The two go off on low-key adventures (if you can call them that — they meet while separately crashing the funeral of someone neither of them knows, and most of the stuff they do together is on that level: uprooting a tree from a park to replant it in a forest; stealing a car only to take it for a joyride) and eventually get physically romantic.
The message of the movie is about appreciating every day for the weirdness it has to offer you; if Maude is sort of a Manic Pixie Dream Grandma, you can easily excuse it.
After getting fired on a Friday, Craig Jones (Ice Cube) and his best friend Smokey (Chris Tucker) get high on marijuana that they were meant to sell, setting them off on a series of usually funny, usually low-stakes adventures in the movie that gave us “Bye, Felicia”.
Dazed and Confused (1993)
Last Richard Linklater movie, I promise. Though I could certainly include Waking Life and Everybody Wants Some.
Drinking Buddies (2013)
Mumblecore auteur Joe Swanberg made a move into something a bit more like the mainstream with Drinking Buddies, starring Olivia Wilde and Jake Johnson as co-workers at a low-stress craft brewery. There’s some relationship drama, but, it’s also a movie about how, for the two leads and their friends (including Anna Kendrick, Ron Livingstone, and Jason Sudeikis), being drinking buddies is a perfectly reasonable place for a relationship to land.
There’s a bit more of a plot here than in some of the other hangout movies under discussion, but Alexandra (Mya Taylor) and her bestie Sin-Dee Rella (Kitana Kiki Rodriguez) are very nearly forces of nature: it wouldn’t take a particularly elaborate set-up to set them entertainingly in motion. Here, it’s the revelation that trans sex worker Sin-Dee’s boyfriend and pimp has been cheating on her, sending the two off for a series of minor adventures during the holiday season in L.A.
A Friday night hookup turns, unexpectedly, into a weekend hang that grows more interesting as the conversation gets deeper. The vibe is a bit Before Sunrise, though this one is all about what comes after the sex.
We Anderson’s Rushmore is the movie the gifted us the later-career Bill Murray we’ve been enjoying ever since: funny and chill, but slightly sad in a way that gives those other attributes an emotional resonance.

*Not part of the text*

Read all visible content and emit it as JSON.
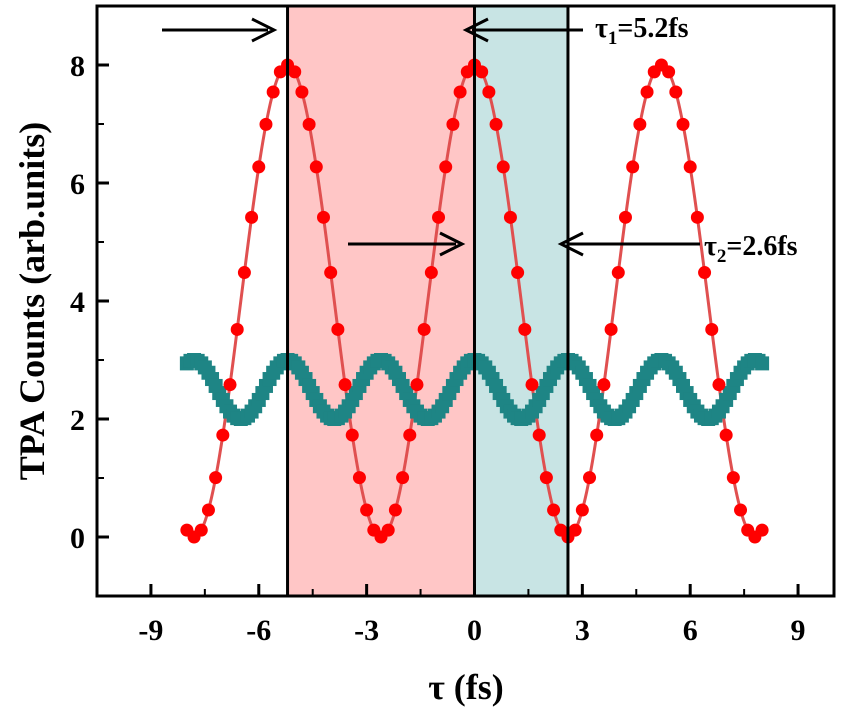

Here, he plays Herman Blume, a disillusioned parent who hates his own kids, but develops a friendship with Jason Schwartzman’s Max Fischer.
Empire Records (1995)
There are moments that fall flat, but time has been relatively kind to Empire Records — its cast includes a virtual who’s who of up-and-coming stars of the mid-’90s (some of whom went on to bigger things, others not so much) running a failing record store during the course of a single day. The soundtrack, including Gin Blossoms, Cranberries, Toad the Wet Sprocket, Better Than Ezra, and others hitmakers of the era, helps to make the movie a fun time capsule.
Marie Antoinette (2006)
Sofia Coppola cleverly transposed the tropes of the hang-out movie to 18th century France, eschewing the typical high-stakes melodrama of the period film genre in favour of the story of a teenager trying to carve out a place for herself in the only life she’s ever known, not realising (until it’s too late) that the larger world is closing in.
The Big Lebowski (1998)
The Coen brothers gave us film’s all-time great slacker character in Jeff Bridges’ Dude. A case of mistaken identity complicates his life, but nothing’s really going to change his essential nature.
My Dinner With André (1981)
What better hangout movie to end on than one that is literally nothing more than hanging out with two friends as they have dinner and talk — about theatre, life, about philosophy, about ? This 1981 movie sounds like an arthouse chore, but it is endlessly fascinating — Wallace Shawn, André Gregory, and director Louis Malle keep you wishing for just one more course.